What Does it Mean to Preserve the RKO Keith’s Theater?

Nowadays most people pass this long-shuttered building at the northern end of Main Street without even noticing it. Yet the name RKO Keith’s still never fails to evoke bright-eyed memories from all those who lived here during its heyday. You can glance through the records of the place and see the kind of famous events and people that you never imagine would have visited our neighborhood. More than any other landmark, the RKO Keith’s stood for the Flushing that existed before this current one.

But the building’s recent history has been pretty absurd. The 85-year-old theater was designated as a protected city landmark all the way back in 1983, but it closed three years later and was sold to notorious developer Tommy Huang, who planned to make it into a major shopping center. In 1997, Huang was arrested and later plead guilty to illegally gutting the landmarked lobby and dumping thousands of gallons of oil into the basement. The building has changed hands many times since, but it still sits there, hulking and run-down in the heart of downtown.

Recently the site was sold again, for $30 million to Jerry Karlik’s JK Equities, who will try to renovate the lobby and then build a 17-story mixed-use apartment tower over it. The vocal neighborhood activists we have here in Flushing are skeptical about execution, as always, but it seems that most of them are on board with the plan. The site has certainly been an eyesore in an important part of town for a very long time. If it gets built, at the very least it’ll clean up the place some. And as for the preservation of the lobby, I guess the striking Moorish grandeur of yesteryear might stir up some wistful kind of happiness.

But it’s funny to think about what is being preserved here. There’s a difference between the function of a building and the form, right? If we preserve the function of certain structures – if there are analogues for those that exist today, even if they look and feel differently – then why is it essential that the physical buildings themselves be preserved? Maybe it’s because I was born in a country where buildings have been built and razed and rebuilt for thousands of years, but function seems a little more important than form.

In New York, a much less ancient place, we have historic preservation of structures that seem to fulfill no functions whatsoever. Or the physical forms are preserved and adapted to some wholly unrelated use. The factories and manufacturing plants of industry, which stood for economic empowerment and mobility, are now loft apartments. The tenements for poor immigrants are now really expensive tenements for young professionals. However, the previous functions that were so necessary and very much worth preserving – working-class job centers and housing – are nowhere to be found in the urban core.

RKO Keith’s used to be a cultural center of Flushing. Today, there are no such central places. If you want to preserve what made RKO Keith as important and as beloved as it was, then maybe you should think about its function rather than its physical appearance.

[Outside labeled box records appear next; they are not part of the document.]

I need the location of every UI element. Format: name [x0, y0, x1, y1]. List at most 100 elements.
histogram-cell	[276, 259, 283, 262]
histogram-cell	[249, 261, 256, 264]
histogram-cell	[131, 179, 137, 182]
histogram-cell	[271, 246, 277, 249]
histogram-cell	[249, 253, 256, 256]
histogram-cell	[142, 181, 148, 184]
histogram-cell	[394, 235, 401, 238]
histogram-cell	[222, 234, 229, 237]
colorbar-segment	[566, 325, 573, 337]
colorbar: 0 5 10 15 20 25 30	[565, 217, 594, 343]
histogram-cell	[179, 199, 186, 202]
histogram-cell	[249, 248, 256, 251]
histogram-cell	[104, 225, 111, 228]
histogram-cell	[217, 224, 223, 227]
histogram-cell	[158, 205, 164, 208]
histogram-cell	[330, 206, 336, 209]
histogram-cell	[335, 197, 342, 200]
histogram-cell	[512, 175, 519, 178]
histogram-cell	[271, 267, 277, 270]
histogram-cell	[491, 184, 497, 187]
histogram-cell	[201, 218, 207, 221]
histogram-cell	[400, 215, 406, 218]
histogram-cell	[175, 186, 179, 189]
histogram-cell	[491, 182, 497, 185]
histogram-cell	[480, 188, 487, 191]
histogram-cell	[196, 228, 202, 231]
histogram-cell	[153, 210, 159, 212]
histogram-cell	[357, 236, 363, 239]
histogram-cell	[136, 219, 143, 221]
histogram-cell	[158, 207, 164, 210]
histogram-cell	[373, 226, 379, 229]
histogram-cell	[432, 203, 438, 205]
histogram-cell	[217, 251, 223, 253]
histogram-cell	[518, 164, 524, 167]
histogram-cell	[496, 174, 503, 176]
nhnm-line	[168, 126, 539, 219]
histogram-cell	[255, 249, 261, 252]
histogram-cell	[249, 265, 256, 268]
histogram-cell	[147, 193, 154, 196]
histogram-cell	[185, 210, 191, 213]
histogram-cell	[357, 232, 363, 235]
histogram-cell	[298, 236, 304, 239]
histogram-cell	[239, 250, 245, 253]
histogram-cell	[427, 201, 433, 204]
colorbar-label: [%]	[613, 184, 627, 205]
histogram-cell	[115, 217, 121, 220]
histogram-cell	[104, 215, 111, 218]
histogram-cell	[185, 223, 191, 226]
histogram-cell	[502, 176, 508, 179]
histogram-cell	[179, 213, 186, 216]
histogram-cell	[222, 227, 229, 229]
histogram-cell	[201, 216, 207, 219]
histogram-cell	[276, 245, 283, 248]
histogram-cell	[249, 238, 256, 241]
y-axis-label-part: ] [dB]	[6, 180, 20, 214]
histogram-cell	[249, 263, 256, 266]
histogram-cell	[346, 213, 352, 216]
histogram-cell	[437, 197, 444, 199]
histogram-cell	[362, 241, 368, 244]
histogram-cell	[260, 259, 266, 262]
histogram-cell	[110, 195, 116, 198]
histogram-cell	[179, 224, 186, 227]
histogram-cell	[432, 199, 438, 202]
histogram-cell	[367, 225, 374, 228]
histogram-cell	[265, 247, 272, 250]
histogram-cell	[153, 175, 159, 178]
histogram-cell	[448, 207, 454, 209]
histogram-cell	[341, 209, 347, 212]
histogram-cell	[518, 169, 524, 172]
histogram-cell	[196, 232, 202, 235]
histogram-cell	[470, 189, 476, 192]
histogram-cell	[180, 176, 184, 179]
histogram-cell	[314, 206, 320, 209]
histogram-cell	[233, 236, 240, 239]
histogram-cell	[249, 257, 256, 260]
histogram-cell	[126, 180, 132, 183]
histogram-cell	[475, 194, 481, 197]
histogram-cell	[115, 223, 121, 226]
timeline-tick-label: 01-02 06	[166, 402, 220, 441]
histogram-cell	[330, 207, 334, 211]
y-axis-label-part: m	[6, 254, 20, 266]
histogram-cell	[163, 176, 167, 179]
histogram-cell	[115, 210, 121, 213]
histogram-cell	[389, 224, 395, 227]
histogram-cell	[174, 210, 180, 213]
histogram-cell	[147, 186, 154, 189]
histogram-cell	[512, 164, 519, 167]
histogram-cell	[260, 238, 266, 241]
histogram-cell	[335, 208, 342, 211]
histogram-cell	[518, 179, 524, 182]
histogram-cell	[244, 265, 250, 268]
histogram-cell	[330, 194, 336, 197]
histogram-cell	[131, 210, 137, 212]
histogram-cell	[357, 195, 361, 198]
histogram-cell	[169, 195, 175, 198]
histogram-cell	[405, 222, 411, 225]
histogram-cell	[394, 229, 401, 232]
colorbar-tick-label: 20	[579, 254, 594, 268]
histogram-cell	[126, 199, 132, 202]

After all, it’s strange that nowadays we associate the interests of humble communities with preserving the traditional, built character of a neighborhood. People are adaptable, and poor people are better at it than most. This is especially apparent in Flushing, where different waves of residents take turns weathering great upheaval and undergoing dramatic cultural changes all within a few generations. But the insistence on the continual value of certain urban forms – even when their functions and the people who use them have irrevocably changed – well, I guess that’s one way to divert the conversation.